Ecologie[bewerken | brontekst bewerken]

De ecologie van deze soort is slecht onderzocht, maar een review gepubliceerd in 2011 heeft meer licht geworpen op het leven en het latere uitsterven. Ten tijde van de eerste wetenschappelijke beschrijving door Lionel Walter Rothschild in 1903 was de soort talrijk. De wakeral leefde in Cordia subcordata struikgewas en voedde zich met weekdieren, insecten, wormen en zaden die hij vond door met zijn snavel bladeren en aarde op te woelen. Aangezien zijn habitat geen natuurlijke bron van zoet water bood, wordt aangenomen dat de vogel in staat was om te overleven zonder te drinken.
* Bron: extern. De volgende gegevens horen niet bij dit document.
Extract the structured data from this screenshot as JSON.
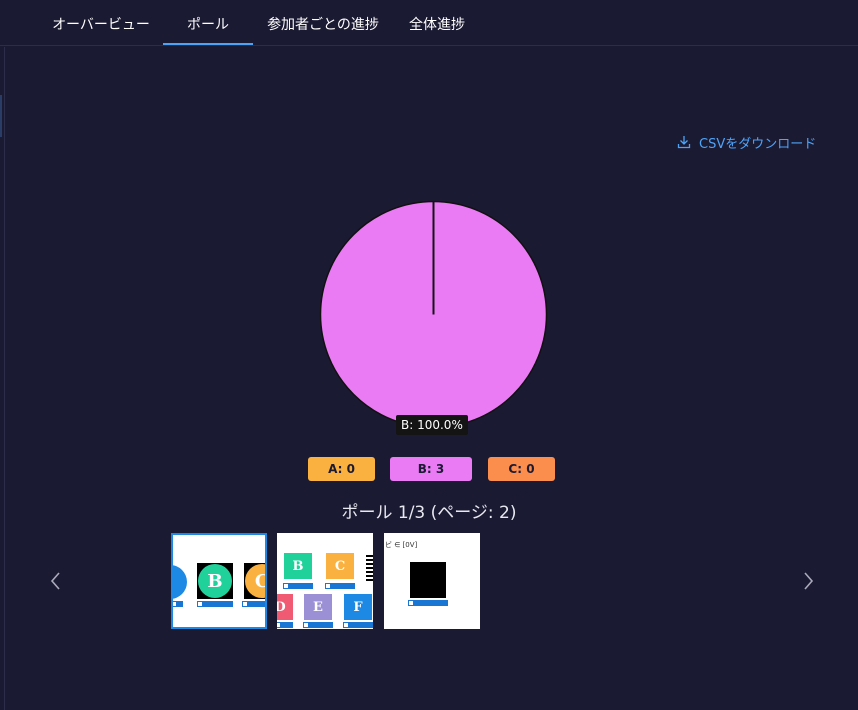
{
  "tabs": [
    {
      "label": "オーバービュー"
    },
    {
      "label": "ポール"
    },
    {
      "label": "参加者ごとの進捗"
    },
    {
      "label": "全体進捗"
    }
  ],
  "active_tab": "ポール",
  "csv_download_label": "CSVをダウンロード",
  "pie_tooltip": "B: 100.0%",
  "legend": [
    {
      "label": "A: 0 (0%)",
      "color": "#fbb140"
    },
    {
      "label": "B: 3 (100%)",
      "color": "#ea7bf5"
    },
    {
      "label": "C: 0 (0%)",
      "color": "#fb8e4d"
    }
  ],
  "poll_title": "ポール 1/3 (ページ: 2)",
  "thumbnails": {
    "thumb1": {
      "letters": [
        "B",
        "C"
      ]
    },
    "thumb2": {
      "letters": [
        "B",
        "C",
        "D",
        "E",
        "F"
      ]
    },
    "thumb3": {
      "header": "ビ ∈ [0V]"
    }
  },
  "colors": {
    "background": "#1b1a33",
    "accent": "#4fa3f7",
    "pie_slice": "#ea7bf5"
  },
  "chart_data": {
    "type": "pie",
    "categories": [
      "A",
      "B",
      "C"
    ],
    "values": [
      0,
      3,
      0
    ],
    "percentages": [
      0,
      100,
      0
    ],
    "colors": [
      "#fbb140",
      "#ea7bf5",
      "#fb8e4d"
    ],
    "tooltip": "B: 100.0%"
  }
}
Het broedseizoen begon eind juli met balts en copulaties en het eigenlijke nestelen vond pas half augustus plaats. Het nest zelf was een eenvoudige schotelvormige uitholling op de grond. Onder gunstige omstandigheden lukte het misschien om twee broedsels per jaar groot te brengen. Kleine groepen nestelden samen, met langdurige ouderlijke zorg en voeding door de volwassenen, waarschijnlijk zodat ze hun jongen konden verdedigen tegen predatie door heremietkreeften (Coenobita) en de Polynesische rat (Rattus exulans), waarmee hij kon samenleven. Toen ornitholoog Alexander Wetmore de soort in 1923 observeerde, beschreef hij deze als zeer nieuwsgierig, maar snel wegvluchtend wanneer hij gestoord werd. Zijn roep bestond uit een zacht gekakel of een laag ratelend geluid.

Uitsterven[bewerken | brontekst bewerken]

De wakeral is geclassificeerd als uitgestorven. Zijn onvermogen om te vliegen en de geografische isolatie van het eiland, in combinatie met de nieuwsgierigheid van de vogel en zijn gebrek aan angst voor mensen, maakten hem een gemakkelijk slachtoffer van overbejaging. Het is nu bekend dat het uitsterven plaatsvond tussen 1942 en 1945. Dit was een direct gevolg van de aanwezigheid van duizenden uitgehongerde Japanse troepen die op het eiland waren gestrand na een Amerikaanse blokkade van het eiland als direct gevolg van de Japanse invasie en bezetting van Wake Island in december 1941, in combinatie met de onvermijdelijke vernietiging van de habitat als gevolg van militaire conflicten en uitgebreide luchtbombardementen door de Japanners en de Verenigde Staten tijdens de Tweede Wereldoorlog.